MONROVIA — In a landmark move to reform its agricultural sector, the Liberia Agriculture Commodity Regulatory Authority (LACRA) has, for the first time, proposed official farmgate prices for cocoa and coffee. This new regulatory framework is designed to ensure a more transparent and equitable value chain, benefiting both farmers and buyers.

The announcement was made during a national stakeholder forum in Monrovia, where LACRA’s acting director general, Dan Saryee, called the moment a “defining moment in our country’s agricultural journey.” The one-day event brought together farmers, cooperatives, exporters, and other stakeholders to validate the pricing structure and discuss broader reforms for the country’s two key cash crops.

LACRA’s proposed pricing is based on international benchmarks from the International Cocoa Organization and the London International Coffee Exchange. These rates are adjusted to reflect local market conditions by subtracting exporter expenses and applying a standardized 15 percent profit margin and a 10 percent buying commission.

According to the proposal, a kilogram of Grade 1 conventional cocoa would sell for $4.73, while Grade 2 is set at $3.54, and sub-grade at $2.36. For organic cocoa, prices are higher at $6.10 for Grade 1, $4.58 for Grade 2, and $3.05 for sub-grade.
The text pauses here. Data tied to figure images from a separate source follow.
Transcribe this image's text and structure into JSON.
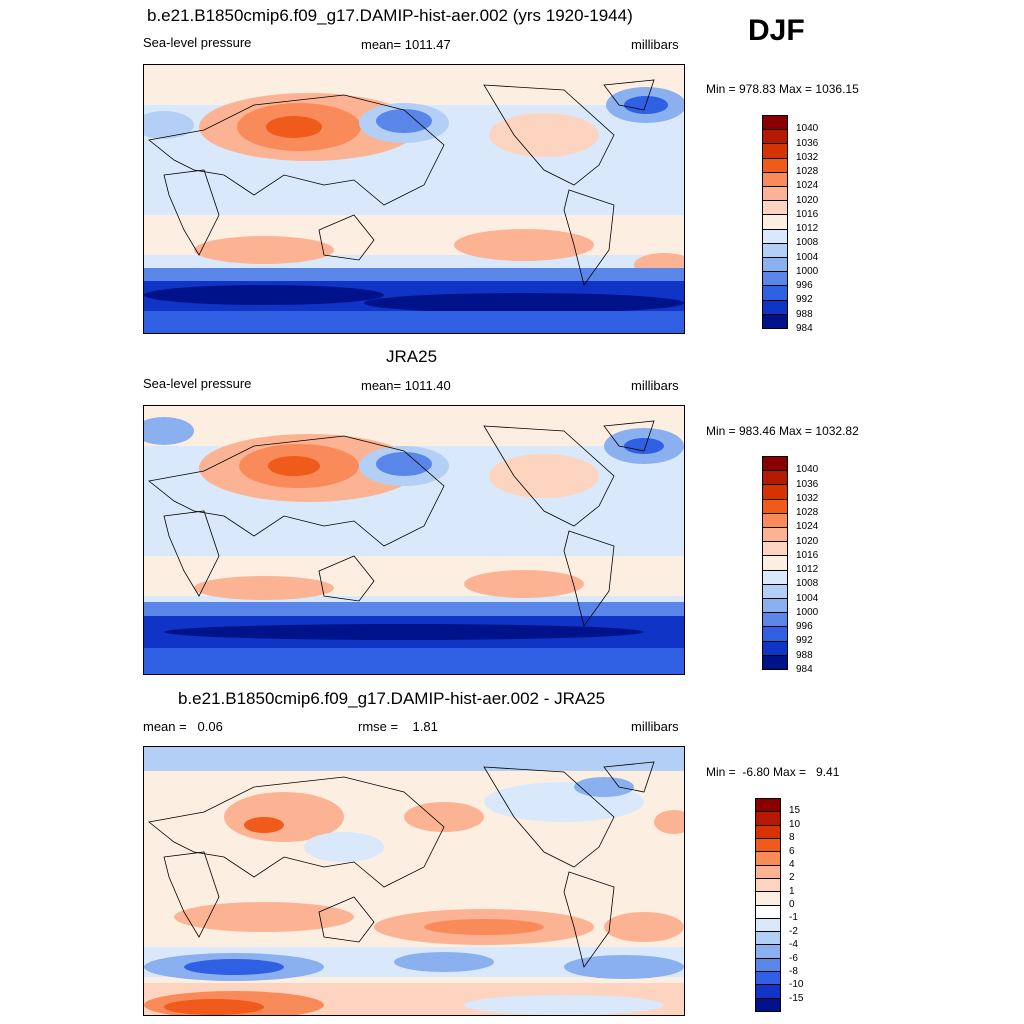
{
  "season": "DJF",
  "panels": [
    {
      "title": "b.e21.B1850cmip6.f09_g17.DAMIP-hist-aer.002 (yrs 1920-1944)",
      "left_label": "Sea-level pressure",
      "center_label": "mean= 1011.47",
      "right_label": "millibars",
      "minmax": "Min = 978.83 Max = 1036.15",
      "colorbar": {
        "labels": [
          "1040",
          "1036",
          "1032",
          "1028",
          "1024",
          "1020",
          "1016",
          "1012",
          "1008",
          "1004",
          "1000",
          "996",
          "992",
          "988",
          "984"
        ],
        "colors": [
          "#8a0000",
          "#b51a00",
          "#d63300",
          "#f05a1a",
          "#f98b5a",
          "#fcb394",
          "#fdd4c0",
          "#fdeee2",
          "#d9e9fb",
          "#b4cff5",
          "#8ab0f0",
          "#5a86ea",
          "#2f5fe3",
          "#1034c6",
          "#00128a"
        ]
      }
    },
    {
      "title": "JRA25",
      "left_label": "Sea-level pressure",
      "center_label": "mean= 1011.40",
      "right_label": "millibars",
      "minmax": "Min = 983.46 Max = 1032.82",
      "colorbar": {
        "labels": [
          "1040",
          "1036",
          "1032",
          "1028",
          "1024",
          "1020",
          "1016",
          "1012",
          "1008",
          "1004",
          "1000",
          "996",
          "992",
          "988",
          "984"
        ],
        "colors": [
          "#8a0000",
          "#b51a00",
          "#d63300",
          "#f05a1a",
          "#f98b5a",
          "#fcb394",
          "#fdd4c0",
          "#fdeee2",
          "#d9e9fb",
          "#b4cff5",
          "#8ab0f0",
          "#5a86ea",
          "#2f5fe3",
          "#1034c6",
          "#00128a"
        ]
      }
    },
    {
      "title": "b.e21.B1850cmip6.f09_g17.DAMIP-hist-aer.002 - JRA25",
      "left_label": "mean =   0.06",
      "center_label": "rmse =    1.81",
      "right_label": "millibars",
      "minmax": "Min =  -6.80 Max =   9.41",
      "colorbar": {
        "labels": [
          "15",
          "10",
          "8",
          "6",
          "4",
          "2",
          "1",
          "0",
          "-1",
          "-2",
          "-4",
          "-6",
          "-8",
          "-10",
          "-15"
        ],
        "colors": [
          "#8a0000",
          "#b51a00",
          "#d63300",
          "#f05a1a",
          "#f98b5a",
          "#fcb394",
          "#fdd4c0",
          "#fdeee2",
          "#ffffff",
          "#d9e9fb",
          "#b4cff5",
          "#8ab0f0",
          "#5a86ea",
          "#2f5fe3",
          "#1034c6",
          "#00128a"
        ]
      }
    }
  ]
}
For coffee, the proposed prices are $5.90 for Grade 1, $4.00 for Grade 2, and $2.30 for sub-grade.

Alpha Gongolee, LACRA’s deputy director of operations, noted that the pricing formula was developed after consultations with multiple government agencies and industry groups, including the Ministries of Commerce and Agriculture and the Liberia Revenue Authority. The final figure for conventional cocoa—$4.73—was presented as a technical compromise after farmer groups advocated for a higher price and exporters pushed for a lower one.

“This wasn’t just a numbers exercise,” Gongolee said. “It was about balancing profitability for exporters with survival for smallholder farmers.”
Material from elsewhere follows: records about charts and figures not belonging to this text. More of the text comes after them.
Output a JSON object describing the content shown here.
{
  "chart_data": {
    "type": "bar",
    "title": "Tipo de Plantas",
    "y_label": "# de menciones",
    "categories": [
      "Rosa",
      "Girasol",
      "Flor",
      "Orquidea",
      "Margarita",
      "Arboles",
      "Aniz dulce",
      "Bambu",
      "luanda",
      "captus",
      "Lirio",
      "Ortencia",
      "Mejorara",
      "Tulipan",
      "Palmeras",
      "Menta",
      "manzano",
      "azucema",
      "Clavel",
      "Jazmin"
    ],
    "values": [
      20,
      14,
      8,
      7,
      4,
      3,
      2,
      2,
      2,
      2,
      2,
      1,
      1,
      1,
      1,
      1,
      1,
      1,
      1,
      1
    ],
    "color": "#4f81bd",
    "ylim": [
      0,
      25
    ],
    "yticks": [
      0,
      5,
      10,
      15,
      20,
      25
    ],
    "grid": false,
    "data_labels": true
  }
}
In addition to the new prices, the forum marked the official rollout of national grading standards. These standards, which outline specific requirements for moisture content and defect rates, will be used to resolve grading disputes and ensure fairness in pricing.

For cocoa, Grade 1 permits a defect rate of up to five percent, while Grade 2 allows up to eight percent, and sub-grade up to 18 percent. Similar standards were set for coffee, with Grade 1 requiring less than 0.5 percent moisture and no more than four percent defects.

LACRA also proposed several new regulatory measures to streamline the marketing chain. Under the new plan, only licensed produce agents, certified cooperatives, and registered farmer associations will be authorized to purchase cocoa and coffee at the farm level. Exporters will be required to source exclusively through these approved channels.

To keep farmers informed, a new 30-minute radio program will air twice a month to provide market updates, pricing information, and educational content. The program, a partnership between the Liberia Broadcasting System and the Liberia Agriculture and Environmental Journalists Network, aims to ensure this vital information reaches the farmers who need it most.

Saryee concluded the forum by reiterating LACRA’s commitment to broader sector reforms, including new traceability mechanisms, anti-smuggling measures, and a national farmer database. “We are laying a foundation,” he said. “Liberia’s agriculture sector must be accountable, competitive, and rewarding for the people who feed this country.”

While the proposed prices are subject to further review, the forum was widely praised as a key step toward modernizing the country’s cocoa and coffee industries.